Mardi 19 avril, l’Autorité de la concurrence a tapé sur les doigts de SFR. Ils ont condamné l’opérateur télécoms à 15 millions d’euros d’amende. Ils l’accusent de ne pas avoir respecté ses engagements à La Réunion et à Mayotte.

L’histoire

SFR est racheté par Numéricable en 2014. Pour que le groupe Altice qui détient ces deux sociétés ne soit pas seul opérateur du marché, l’Autorité de la concurrence impose à SFR de vendre une de ces filiales : Outremer Télécom.
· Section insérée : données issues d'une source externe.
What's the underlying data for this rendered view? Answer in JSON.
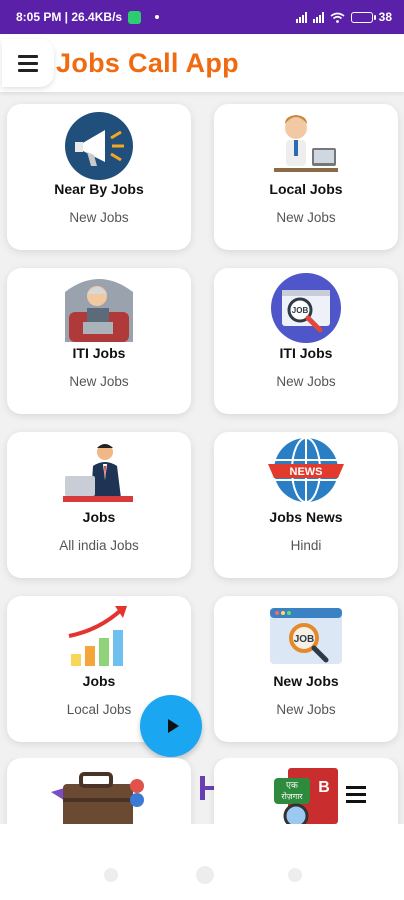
{
  "status_bar": {
    "time_and_speed": "8:05 PM | 26.4KB/s",
    "battery": "38"
  },
  "app_bar": {
    "title": "Jobs Call App"
  },
  "cards": [
    {
      "title": "Near By Jobs",
      "subtitle": "New Jobs",
      "icon": "megaphone-icon"
    },
    {
      "title": "Local Jobs",
      "subtitle": "New Jobs",
      "icon": "office-worker-icon"
    },
    {
      "title": "ITI Jobs",
      "subtitle": "New Jobs",
      "icon": "laptop-worker-icon"
    },
    {
      "title": "ITI Jobs",
      "subtitle": "New Jobs",
      "icon": "job-search-icon"
    },
    {
      "title": "Jobs",
      "subtitle": "All india Jobs",
      "icon": "businessman-laptop-icon"
    },
    {
      "title": "Jobs News",
      "subtitle": "Hindi",
      "icon": "globe-news-icon"
    },
    {
      "title": "Jobs",
      "subtitle": "Local Jobs",
      "icon": "growth-chart-icon"
    },
    {
      "title": "New Jobs",
      "subtitle": "New Jobs",
      "icon": "job-magnifier-icon"
    }
  ],
  "colors": {
    "status_bar": "#5a21a8",
    "title": "#ef6a10",
    "fab": "#1aa6f0"
  },
  "bottom_partial": {
    "book_text_top": "एक",
    "book_text_bottom": "रोज़गार",
    "book_letter": "B"
  }
}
Patrick Drahi, le patron d’Altice, avait souscrit à ces engagements…. Mais avant de vendre, il a augmenté drastiquement les tarifs pour les abonnés : entre 17 et 60 %.
Le but de la manœuvre : récupérer de l’argent bien sûr, mais aussi faire en sorte que les clients quittent cet opérateur – qui n’appartiendra bientôt plus à Patrick Drahi- et aille chez un autre –qui sera toujours la propriété du patron de SFR.

SFR conteste

L’opérateur a immédiatement contesté, assurant « que les hausses tarifaires n’ont altéré ni la compétitivité, ni la viabilité de l’activité cédée ». L’opérateur n’exclut donc pas « d’exercer un recours contre cette décision ». Néanmoins, ce recours n’a toujours pas été déposé…. On peut donc s’interroger sur la viabilité de cette déclaration.

Mais alors vers qui se tourner ?

Le problème reste qu’il y a peu d’opérateurs téléphoniques à La Réunion ou à Mayotte. Actuellement, seul Orange propose une offre alternative, mais il ne représente que 31 % des clients à la Réunion, et 2 % à Mayotte. Faible place pour faire entendre sa voix.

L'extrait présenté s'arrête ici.